Irradiés de l’Île Longue : procès en appel à Rennes sur le cas d’un chaudronnier décédé d’un cancer
L’audience s’est tenue ce mercredi à la Cour d’appel de Rennes, suite à la décision du ministre de la Justice de faire appel de la décision du Tribunal des Affaires de Sécurité Sociale de Brest de mars 2017. Le TASS avait reconnu l’exposition aux radiations comme cause du décès d’un ancien ouvrier.
Durant 29 ans, entre 1974 et 2003, un chaudronnier qui travaillait dans les ateliers de l’île a été exposé aux rayons ionisants.
Suite à cette exposition de longue durée dans sa carrière professionnelle, il est décédé d’un cancer de l’œsophage le 3 octobre 2010. Il avait 57 ans.
Sa famille et ses anciens collègues, aidés par l’association Henri Pézerat, avaient décidé de faire reconnaître ce décès comme découlant de son travail, exposé aux rayons ionisants.
Un premier procès en mars 2017
En mars 2017, le TASS de Brest avait jugé « que le cancer de l’oesophage qui a entraîné le décès de Mr——— est en lien direct et essentiel avec une exposition professionnelle habituelle avec des rayonnements ionisants et avec d’autres agents cancérigènes et doit être pris en charge au titre de l’article L.461-1 de la Sécurité Sociale«
Cette décision du TASS avait été motivé par les arguments scientifiques d’Annie Thebaud-Mony, directrice de recherche honoraire à l’Institut national de la santé et de la recherche médicale (INSERM).
Ses travaux ont prouvé au tribunal que « le cancer de l’oesophage fait partie des maladies radio-induites inscrites dans la liste américaine des maladies professionnelles radio-induites et dans celle relative à la reconnaissance et à l’indemnisation des victimes des essais nucléaires français » selon le communiqué de l’association Henri Pézerat.
Un procès en appel ce 12 décembre
Mais la partie n’était pas gagnée pour autant. Le Ministère de la Défense a fait appel de la décision du TASS de Brest.
Ce procès en appel s’est déroulé ce mercredi 12 décembre au matin. Face à l’absence de l’avocat de la Défense qui a laissé son dossier tel une plaidoirie écrite, l’audience s’est déroulée en accéléré. L’avocate de l’association a toutefois plaidé. La décision de la Cour d’appel a été mise en délibéré jusqu’au 30 janvier 2019.
Loin d’être un cas isolé
La bataille judiciaire continue. Depuis plusieurs années déjà, les anciens ouvriers ayant contracté des maladies graves tels cancers et lymphomes suspectent l’exposition aux radiations comme cause de leurs maladies.
L’Île Longue, en rade de Brest, accueille la base secrète des sous-marins nucléaires lanceurs d’engins de la Marine Française. Les missiles destinés à armer les sous-marins étaient entreposés sur place, exposant de fait les ouvriers aux rayons ionisants.
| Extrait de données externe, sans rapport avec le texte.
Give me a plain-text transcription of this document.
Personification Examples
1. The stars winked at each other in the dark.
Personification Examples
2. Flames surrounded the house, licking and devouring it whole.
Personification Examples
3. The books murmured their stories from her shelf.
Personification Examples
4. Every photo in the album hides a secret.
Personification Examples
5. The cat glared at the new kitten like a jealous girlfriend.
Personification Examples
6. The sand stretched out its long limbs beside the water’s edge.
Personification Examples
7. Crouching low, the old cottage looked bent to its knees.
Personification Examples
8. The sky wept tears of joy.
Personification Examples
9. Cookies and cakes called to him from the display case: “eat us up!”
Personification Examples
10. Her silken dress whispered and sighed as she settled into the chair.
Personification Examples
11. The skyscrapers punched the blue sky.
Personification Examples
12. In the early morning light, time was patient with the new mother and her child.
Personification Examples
Dans la lutte pour la reconnaissance de ces problèmes de santé comme maladies professionnelles, les anciens ouvriers ont pu compter sur l’association Henri Pézerat. Cette dernière se définit comme une association qui « a pour but de créer et de faire vivre un réseau d’échanges d’expérience et d’aide aux luttes sociales concernant la santé des personnes en lien avec le travail et l’environnement. »
Elle les soutient dans leurs démarches judiciaires. Cela a payé en 2016, 13 anciens ouvriers ont reçu des indemnités.